Several politicians have used the North Carolina attorney general's office as a step to another office. Joe Knott says that needs to change.

"I think the office needs an attorney, not a politician," Knott said during a campaign stop Thursday in Goldsboro.

Joe Knott

Knott

Knott, a Raleigh Republican, is offering himself as an alternative to the current attorney general, Roy Cooper. Cooper is a lawyer but one that is preoccupied with seeking higher office, Knott said.

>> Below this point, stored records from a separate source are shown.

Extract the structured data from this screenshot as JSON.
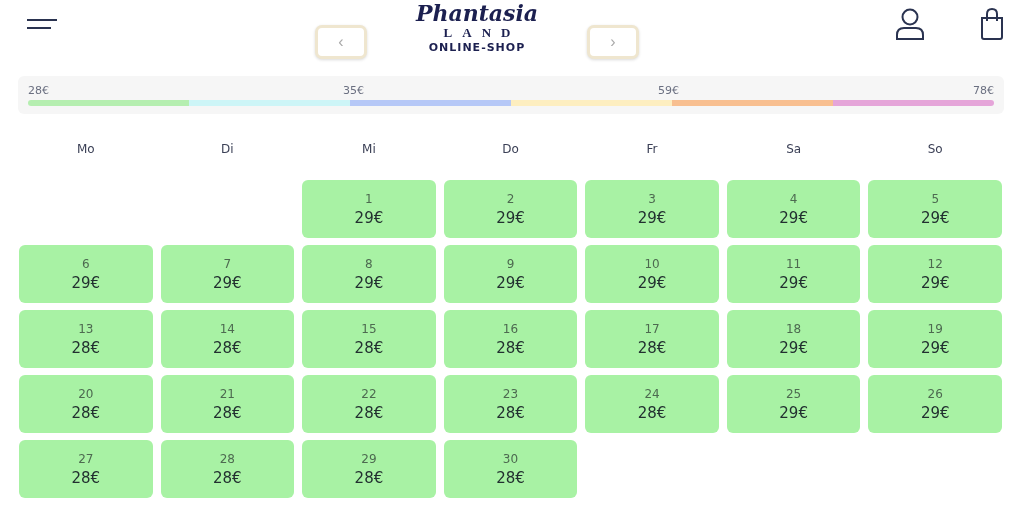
{
  "logo": {
    "name": "Phantasia",
    "sub": "LAND",
    "tagline": "ONLINE-SHOP"
  },
  "nav": {
    "prev": "‹",
    "next": "›"
  },
  "price_scale": {
    "ticks": [
      "28€",
      "35€",
      "59€",
      "78€"
    ],
    "segments": [
      {
        "color": "#b5eeb0"
      },
      {
        "color": "#cdf5f7"
      },
      {
        "color": "#b6c8f7"
      },
      {
        "color": "#fdeec0"
      },
      {
        "color": "#f8bf90"
      },
      {
        "color": "#e5a5d9"
      }
    ]
  },
  "weekdays": [
    "Mo",
    "Di",
    "Mi",
    "Do",
    "Fr",
    "Sa",
    "So"
  ],
  "weeks": [
    {
      "right_aligned": true,
      "days": [
        {
          "day": "1",
          "price": "29€",
          "color": "#a8f2a4"
        },
        {
          "day": "2",
          "price": "29€",
          "color": "#a8f2a4"
        },
        {
          "day": "3",
          "price": "29€",
          "color": "#a8f2a4"
        },
        {
          "day": "4",
          "price": "29€",
          "color": "#a8f2a4"
        },
        {
          "day": "5",
          "price": "29€",
          "color": "#a8f2a4"
        }
      ]
    },
    {
      "days": [
        {
          "day": "6",
          "price": "29€",
          "color": "#a8f2a4"
        },
        {
          "day": "7",
          "price": "29€",
          "color": "#a8f2a4"
        },
        {
          "day": "8",
          "price": "29€",
          "color": "#a8f2a4"
        },
        {
          "day": "9",
          "price": "29€",
          "color": "#a8f2a4"
        },
        {
          "day": "10",
          "price": "29€",
          "color": "#a8f2a4"
        },
        {
          "day": "11",
          "price": "29€",
          "color": "#a8f2a4"
        },
        {
          "day": "12",
          "price": "29€",
          "color": "#a8f2a4"
        }
      ]
    },
    {
      "days": [
        {
          "day": "13",
          "price": "28€",
          "color": "#a8f2a4"
        },
        {
          "day": "14",
          "price": "28€",
          "color": "#a8f2a4"
        },
        {
          "day": "15",
          "price": "28€",
          "color": "#a8f2a4"
        },
        {
          "day": "16",
          "price": "28€",
          "color": "#a8f2a4"
        },
        {
          "day": "17",
          "price": "28€",
          "color": "#a8f2a4"
        },
        {
          "day": "18",
          "price": "29€",
          "color": "#a8f2a4"
        },
        {
          "day": "19",
          "price": "29€",
          "color": "#a8f2a4"
        }
      ]
    },
    {
      "days": [
        {
          "day": "20",
          "price": "28€",
          "color": "#a8f2a4"
        },
        {
          "day": "21",
          "price": "28€",
          "color": "#a8f2a4"
        },
        {
          "day": "22",
          "price": "28€",
          "color": "#a8f2a4"
        },
        {
          "day": "23",
          "price": "28€",
          "color": "#a8f2a4"
        },
        {
          "day": "24",
          "price": "28€",
          "color": "#a8f2a4"
        },
        {
          "day": "25",
          "price": "29€",
          "color": "#a8f2a4"
        },
        {
          "day": "26",
          "price": "29€",
          "color": "#a8f2a4"
        }
      ]
    },
    {
      "right_aligned": false,
      "days": [
        {
          "day": "27",
          "price": "28€",
          "color": "#a8f2a4"
        },
        {
          "day": "28",
          "price": "28€",
          "color": "#a8f2a4"
        },
        {
          "day": "29",
          "price": "28€",
          "color": "#a8f2a4"
        },
        {
          "day": "30",
          "price": "28€",
          "color": "#a8f2a4"
        }
      ]
    }
  ]
}
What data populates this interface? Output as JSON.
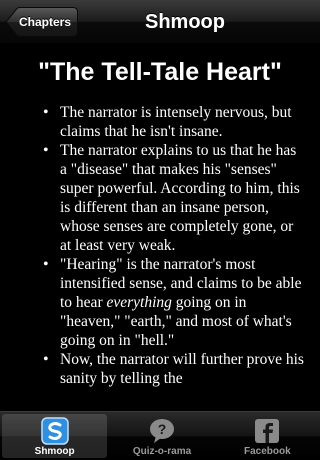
{
  "navbar": {
    "back_label": "Chapters",
    "title": "Shmoop"
  },
  "content": {
    "heading": "\"The Tell-Tale Heart\"",
    "bullets": [
      {
        "text": "The narrator is intensely nervous, but claims that he isn't insane."
      },
      {
        "text": "The narrator explains to us that he has a \"disease\" that makes his \"senses\" super powerful. According to him, this is different than an insane person, whose senses are completely gone, or at least very weak."
      },
      {
        "before": "\"Hearing\" is the narrator's most intensified sense, and claims to be able to hear ",
        "emph": "everything",
        "after": " going on in \"heaven,\" \"earth,\" and most of what's going on in \"hell.\""
      },
      {
        "text": "Now, the narrator will further prove his sanity by telling the"
      }
    ]
  },
  "tabbar": {
    "tabs": [
      {
        "label": "Shmoop",
        "icon": "shmoop-logo-icon",
        "selected": true
      },
      {
        "label": "Quiz-o-rama",
        "icon": "question-bubble-icon",
        "selected": false
      },
      {
        "label": "Facebook",
        "icon": "facebook-icon",
        "selected": false
      }
    ]
  },
  "colors": {
    "background": "#000000",
    "text": "#ffffff",
    "tab_label_inactive": "#9a9a9a",
    "shmoop_icon_blue": "#2f8fe0"
  }
}
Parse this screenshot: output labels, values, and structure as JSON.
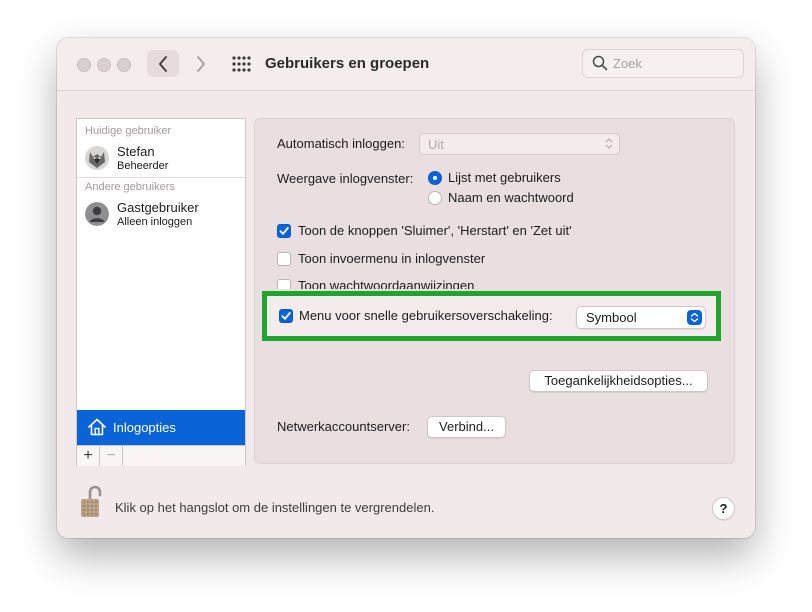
{
  "window": {
    "title": "Gebruikers en groepen",
    "search": {
      "placeholder": "Zoek",
      "value": ""
    }
  },
  "sidebar": {
    "current_header": "Huidige gebruiker",
    "current_user": {
      "name": "Stefan",
      "role": "Beheerder"
    },
    "others_header": "Andere gebruikers",
    "other_users": [
      {
        "name": "Gastgebruiker",
        "role": "Alleen inloggen"
      }
    ],
    "login_options_label": "Inlogopties",
    "add_label": "+",
    "remove_label": "−"
  },
  "main": {
    "auto_login_label": "Automatisch inloggen:",
    "auto_login_value": "Uit",
    "display_label": "Weergave inlogvenster:",
    "display_options": [
      {
        "label": "Lijst met gebruikers",
        "selected": true
      },
      {
        "label": "Naam en wachtwoord",
        "selected": false
      }
    ],
    "checkboxes": [
      {
        "label": "Toon de knoppen 'Sluimer', 'Herstart' en 'Zet uit'",
        "checked": true
      },
      {
        "label": "Toon invoermenu in inlogvenster",
        "checked": false
      },
      {
        "label": "Toon wachtwoordaanwijzingen",
        "checked": false
      }
    ],
    "fast_switch": {
      "label": "Menu voor snelle gebruikersoverschakeling:",
      "checked": true,
      "value": "Symbool"
    },
    "accessibility_button": "Toegankelijkheidsopties...",
    "network_label": "Netwerkaccountserver:",
    "network_button": "Verbind..."
  },
  "footer": {
    "lock_text": "Klik op het hangslot om de instellingen te vergrendelen.",
    "help_label": "?"
  },
  "colors": {
    "accent": "#0a64d8",
    "highlight": "#1ea52c",
    "window_bg": "#f2e9ea"
  }
}
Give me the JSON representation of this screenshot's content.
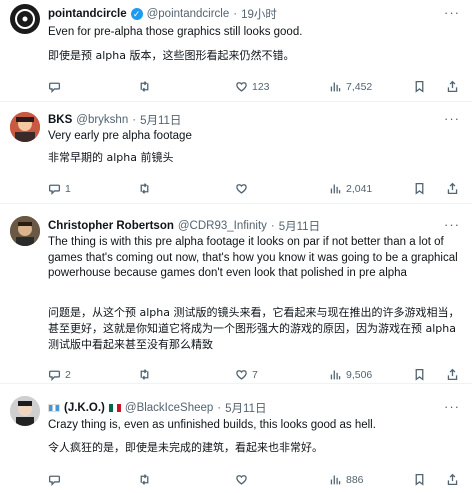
{
  "tweets": [
    {
      "name": "pointandcircle",
      "handle": "@pointandcircle",
      "time": "19小时",
      "verified": true,
      "text_en": "Even for pre-alpha those graphics still looks good.",
      "text_zh": "即使是预 alpha 版本，这些图形看起来仍然不错。",
      "replies": "",
      "retweets": "",
      "likes": "123",
      "views": "7,452"
    },
    {
      "name": "BKS",
      "handle": "@brykshn",
      "time": "5月11日",
      "text_en": "Very early pre alpha footage",
      "text_zh": "非常早期的 alpha 前镜头",
      "replies": "1",
      "retweets": "",
      "likes": "",
      "views": "2,041"
    },
    {
      "name": "Christopher Robertson",
      "handle": "@CDR93_Infinity",
      "time": "5月11日",
      "text_en": "The thing is with this pre alpha footage it looks on par if not better than a lot of games that's coming out now, that's how you know it was going to be a graphical powerhouse because games don't even look that polished in pre alpha",
      "text_zh": "问题是，从这个预 alpha 测试版的镜头来看，它看起来与现在推出的许多游戏相当，甚至更好，这就是你知道它将成为一个图形强大的游戏的原因，因为游戏在预 alpha 测试版中看起来甚至没有那么精致",
      "replies": "2",
      "retweets": "",
      "likes": "7",
      "views": "9,506"
    },
    {
      "name": "(J.K.O.)",
      "handle": "@BlackIceSheep",
      "time": "5月11日",
      "text_en": "Crazy thing is, even as unfinished builds, this looks good as hell.",
      "text_zh": "令人疯狂的是，即使是未完成的建筑，看起来也非常好。",
      "replies": "",
      "retweets": "",
      "likes": "",
      "views": "886"
    }
  ],
  "separator": "·",
  "more_label": "···",
  "colors": {
    "text": "#0f1419",
    "muted": "#536471",
    "verified": "#1d9bf0",
    "divider": "#eff3f4"
  },
  "icons": [
    "reply-icon",
    "retweet-icon",
    "like-icon",
    "views-icon",
    "bookmark-icon",
    "share-icon",
    "verified-badge-icon",
    "more-icon"
  ]
}
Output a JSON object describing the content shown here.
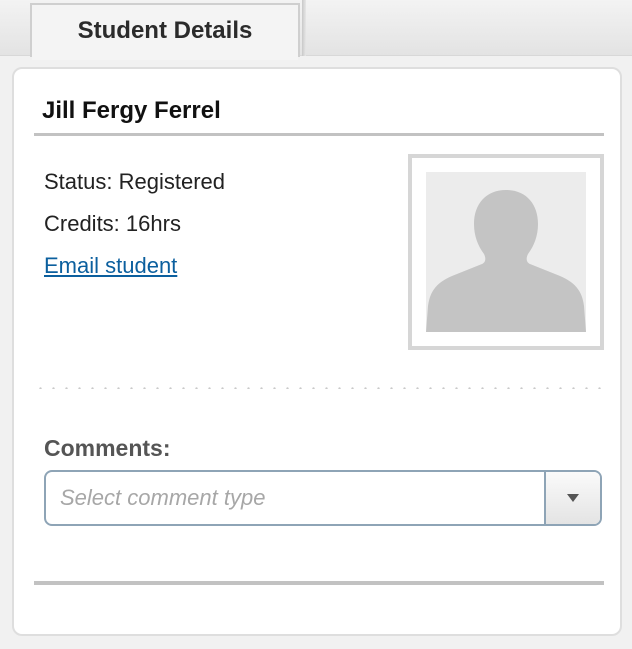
{
  "tab": {
    "label": "Student Details"
  },
  "student": {
    "name": "Jill Fergy Ferrel",
    "status": "Status: Registered",
    "credits": "Credits: 16hrs",
    "email_link": "Email student"
  },
  "comments": {
    "label": "Comments:",
    "select_placeholder": "Select comment type"
  },
  "icons": {
    "avatar": "person-silhouette-icon",
    "dropdown": "caret-down-icon"
  },
  "colors": {
    "link": "#0b5f9e",
    "select_border": "#8ea4b6",
    "rule": "#c2c2c2"
  }
}
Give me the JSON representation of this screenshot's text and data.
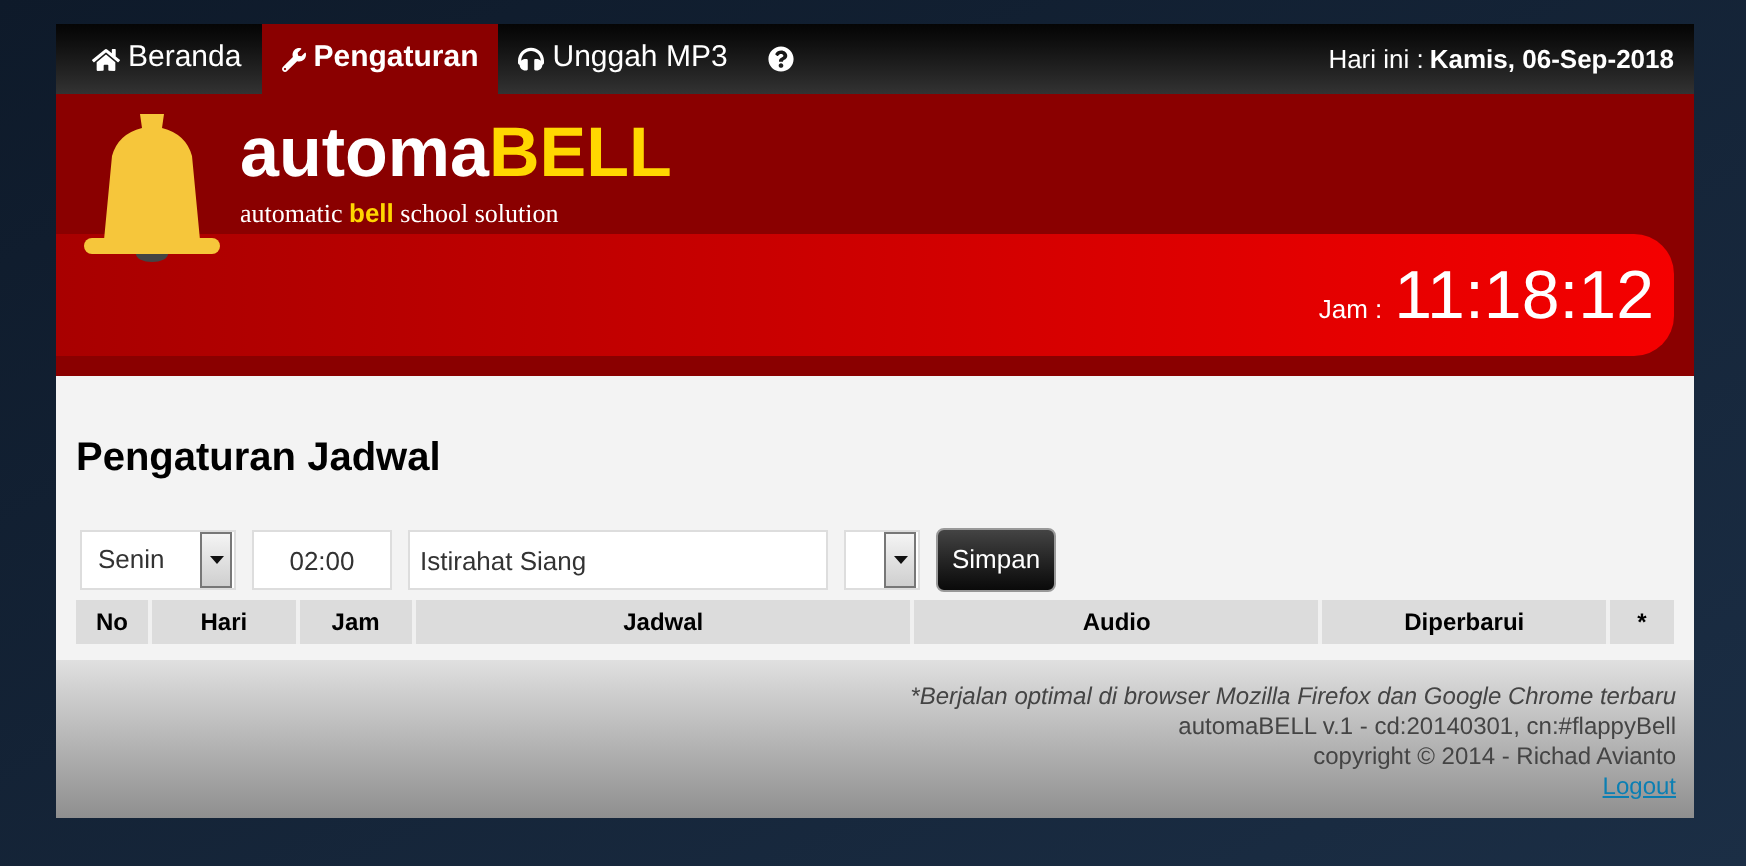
{
  "nav": {
    "items": [
      {
        "label": "Beranda",
        "selected": false
      },
      {
        "label": "Pengaturan",
        "selected": true
      },
      {
        "label": "Unggah MP3",
        "selected": false
      },
      {
        "selected": false
      }
    ],
    "date_label": "Hari ini : ",
    "date_value": "Kamis, 06-Sep-2018"
  },
  "header": {
    "logo_main": "automa",
    "logo_accent": "BELL",
    "tagline": "automatic **bell** school solution",
    "clock_label": "Jam :",
    "clock_time": "11:18:12"
  },
  "page": {
    "title": "Pengaturan Jadwal",
    "form": {
      "day": "Senin",
      "time": "02:00",
      "schedule": "Istirahat Siang",
      "save": "Simpan"
    },
    "table": {
      "columns": [
        "No",
        "Hari",
        "Jam",
        "Jadwal",
        "Audio",
        "Diperbarui",
        "*"
      ]
    }
  },
  "footer": {
    "note": "*Berjalan optimal di browser Mozilla Firefox dan Google Chrome terbaru",
    "version": "automaBELL v.1 - cd:20140301, cn:#flappyBell",
    "copyright": "copyright © 2014 - Richad Avianto",
    "logout": "Logout"
  }
}
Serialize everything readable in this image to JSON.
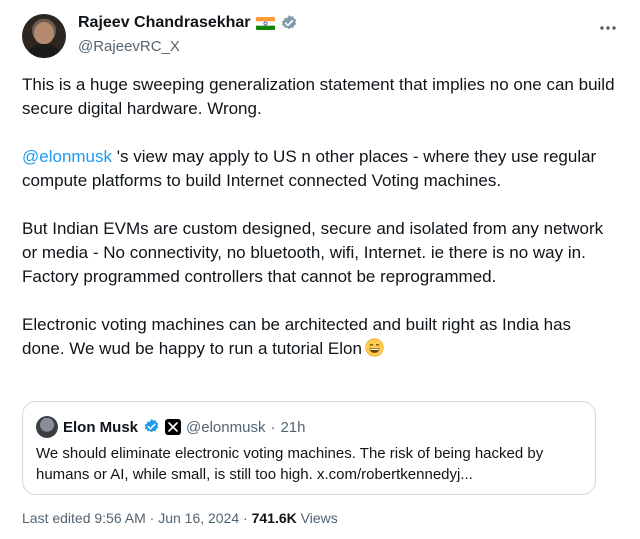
{
  "author": {
    "name": "Rajeev Chandrasekhar",
    "handle": "@RajeevRC_X"
  },
  "tweet": {
    "para1": "This is a huge sweeping generalization statement that implies no one can build  secure digital hardware. Wrong.",
    "para2_mention": "@elonmusk",
    "para2_rest": " 's view may apply to US n other places - where they use regular compute platforms to build Internet connected Voting machines.",
    "para3": "But Indian EVMs are custom designed,  secure and isolated from any network or media - No connectivity, no bluetooth, wifi, Internet. ie there is no way in. Factory programmed controllers that cannot be reprogrammed.",
    "para4": "Electronic voting machines can be architected and built right as India has done.  We wud be happy to run a tutorial Elon"
  },
  "quoted": {
    "name": "Elon Musk",
    "handle": "@elonmusk",
    "separator": "·",
    "time": "21h",
    "text": "We should eliminate electronic voting machines. The risk of being hacked by humans or AI, while small, is still too high. x.com/robertkennedyj..."
  },
  "footer": {
    "edited": "Last edited 9:56 AM · Jun 16, 2024 · ",
    "views_count": "741.6K",
    "views_label": " Views"
  },
  "icons": {
    "more": "more-options-icon",
    "verified": "verified-badge-icon",
    "flag": "india-flag-icon",
    "emoji": "grinning-emoji-icon",
    "x_badge": "x-logo-badge-icon"
  },
  "colors": {
    "link": "#1d9bf0",
    "verified": "#829aab",
    "muted": "#536471"
  }
}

"It seems very clear that he will be running for governor," Knott said. If he does seek higher office, he'd be following the example of past attorneys general such as Robert Morgan, Rufus Edmisten and Gov. Mike Easley.

Political ambition has to hinder the attorney general's ability to do his job, Knott continued. He would not feel free to offend powers-that-be in his own party, including the governor, as he jockeys for future support.

"I'm not saying Roy Cooper is a bad person, but he's a politician first and a lawyer second," he said.

In contrast, Knott has not run for office before and has no interest in any other office other than attorney general, he said. He is uncertain if he'd even run for a second term if elected.

If elected, Knott would work to eliminate the backlog in the state's DNA lab, he said. "The people of North Carolina would really like to see that DNA analyzed."

He would make the office more of a watchdog over charitable foundations that receive state funding, he said. More than 2,000 groups receive a total of $700 million a year with little oversight, he added. "We need to turn the lights on."

He would also seek to make the attorney's office more active in mediating political disputes, he said. For example, he would have tried to intercede in the Legislature's partisan bickering over redistricting, he said.

He noted that a Republican has not been elected attorney general in the last century. "One hundred years is long enough," he said.

Knott was born July 25, 1951 in Raleigh. He graduated from the University of North Carolina at Chapel Hill in 1974 and then earned his law degree at UNC in 1980. He worked for four years as an assistant U.S. attorney, including two years as a criminal prosecutor.

Since 1985, he has been a partner at Knott, Clark, Berger & Whitehurst, a Raleigh law firm.